I stood there for a long time, watching the dull grey light of afternoon fade into a deeper, more profound grey. The emptiness inside me was a void. The Curator's grand promise felt like a sick, cosmic joke. A Beyonder pathway? In a world with no magic, no monsters, just endless, grinding human misery? What was the point? Unless I could unlock the Sun Pathway, or the Eternal Aeon's redemption-no, wait. I had removed that Pathway from the list. Sighing bitterly, I gave one last bow before the grave of my semi-teacher and turned to leave. Perhaps getting Abyss, Chained, Red Priest or Hanged Man wouldn't be too bad. Delivering catastrophe to this world would hardly make a difference, given how far it was broken.

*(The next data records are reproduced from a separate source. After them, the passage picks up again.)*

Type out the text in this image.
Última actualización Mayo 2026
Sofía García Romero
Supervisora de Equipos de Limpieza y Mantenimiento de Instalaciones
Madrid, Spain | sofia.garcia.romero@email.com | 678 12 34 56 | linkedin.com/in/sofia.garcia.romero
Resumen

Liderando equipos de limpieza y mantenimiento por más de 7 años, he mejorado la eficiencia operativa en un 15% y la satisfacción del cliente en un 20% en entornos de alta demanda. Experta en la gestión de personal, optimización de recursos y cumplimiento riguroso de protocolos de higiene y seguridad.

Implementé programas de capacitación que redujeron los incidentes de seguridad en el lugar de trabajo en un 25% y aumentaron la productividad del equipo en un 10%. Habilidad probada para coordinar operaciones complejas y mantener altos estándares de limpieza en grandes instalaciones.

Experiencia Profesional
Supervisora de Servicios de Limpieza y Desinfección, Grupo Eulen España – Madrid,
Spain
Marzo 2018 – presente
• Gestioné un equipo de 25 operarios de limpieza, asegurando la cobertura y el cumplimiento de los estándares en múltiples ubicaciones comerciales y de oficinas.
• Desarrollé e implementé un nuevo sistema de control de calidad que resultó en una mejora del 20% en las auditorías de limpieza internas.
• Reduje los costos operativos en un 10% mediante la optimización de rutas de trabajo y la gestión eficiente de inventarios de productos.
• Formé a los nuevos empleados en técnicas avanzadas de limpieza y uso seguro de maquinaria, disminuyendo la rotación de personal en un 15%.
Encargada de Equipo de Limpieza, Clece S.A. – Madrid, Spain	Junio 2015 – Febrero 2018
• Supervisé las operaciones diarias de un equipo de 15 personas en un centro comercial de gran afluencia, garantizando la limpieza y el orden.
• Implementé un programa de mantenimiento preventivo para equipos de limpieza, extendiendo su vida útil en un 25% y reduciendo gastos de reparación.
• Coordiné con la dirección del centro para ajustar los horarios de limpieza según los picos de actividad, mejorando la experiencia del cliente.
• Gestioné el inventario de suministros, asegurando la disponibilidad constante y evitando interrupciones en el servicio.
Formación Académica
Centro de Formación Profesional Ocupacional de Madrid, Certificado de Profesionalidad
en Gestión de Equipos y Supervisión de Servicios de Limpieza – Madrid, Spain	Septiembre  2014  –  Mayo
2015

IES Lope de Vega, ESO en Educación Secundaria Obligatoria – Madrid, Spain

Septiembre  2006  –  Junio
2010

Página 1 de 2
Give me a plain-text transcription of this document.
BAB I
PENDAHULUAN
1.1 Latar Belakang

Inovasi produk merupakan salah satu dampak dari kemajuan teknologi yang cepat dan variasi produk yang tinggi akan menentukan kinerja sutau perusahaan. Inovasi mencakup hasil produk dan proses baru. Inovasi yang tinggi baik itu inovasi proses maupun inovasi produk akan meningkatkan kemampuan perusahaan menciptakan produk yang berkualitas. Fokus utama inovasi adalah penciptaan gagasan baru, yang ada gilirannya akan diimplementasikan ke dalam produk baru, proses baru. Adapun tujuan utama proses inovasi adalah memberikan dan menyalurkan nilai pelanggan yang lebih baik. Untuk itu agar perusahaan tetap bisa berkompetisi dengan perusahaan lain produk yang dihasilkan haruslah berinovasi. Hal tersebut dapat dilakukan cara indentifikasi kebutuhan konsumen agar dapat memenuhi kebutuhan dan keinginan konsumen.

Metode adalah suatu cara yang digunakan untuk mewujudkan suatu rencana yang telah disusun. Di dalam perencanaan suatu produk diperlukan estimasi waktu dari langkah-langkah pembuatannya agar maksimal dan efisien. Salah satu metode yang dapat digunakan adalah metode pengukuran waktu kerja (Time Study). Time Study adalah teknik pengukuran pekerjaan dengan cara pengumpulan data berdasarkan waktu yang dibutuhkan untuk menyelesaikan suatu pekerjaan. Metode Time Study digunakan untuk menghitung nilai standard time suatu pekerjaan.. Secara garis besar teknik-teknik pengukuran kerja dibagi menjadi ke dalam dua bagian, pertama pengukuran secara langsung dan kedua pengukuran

A deep, overwhelming exhaustion washed over me. My eyes stung. My limbs felt like lead.

I let out a long, uncontrollable yawn that seemed to come from the very depths of my soul. It was a yawn of utter surrender, of a system shutting down. The world swam before my eyes.

Stumbling away from the grave, I barely made it back inside the crumbling church before my legs gave out. I collapsed into a corner on a pile of old sacks, my last conscious thought a silent apology to the old priest for being too tired to even properly mourn him.

The sleep that took me was not peaceful. It was the sleep of the dead-to-the-world, a black, dreamless void of pure escape.

And then, the dream came.

It was not a normal dream. There was no logic, no narrative. There was only a door. A colossal, ancient door of black stone, covered in intricate, maddening carvings that shifted when I wasn't looking. It stood alone in a featureless grey plain.

And it was opening.

A crack of impenetrable darkness appeared between the doors, and from it seeped a cold that froze my very soul. A silent, invisible pressure began to crush me, filled with a hunger so vast and ancient it made the emptiness in my stomach feel like a trifle.

This was no mere dream. This was a summons. An invitation.

The Nightmare had found me.

My eyes flew open in the dark church. I was drenched in a cold sweat, my heart trying to beat its way out of my chest. The yawn, the exhaustion… it hadn't been surrender.

It had been a symptom.

The Sleep was starting. The true nightmare was beginning. And I no longer had an experienced Awakened to guide me.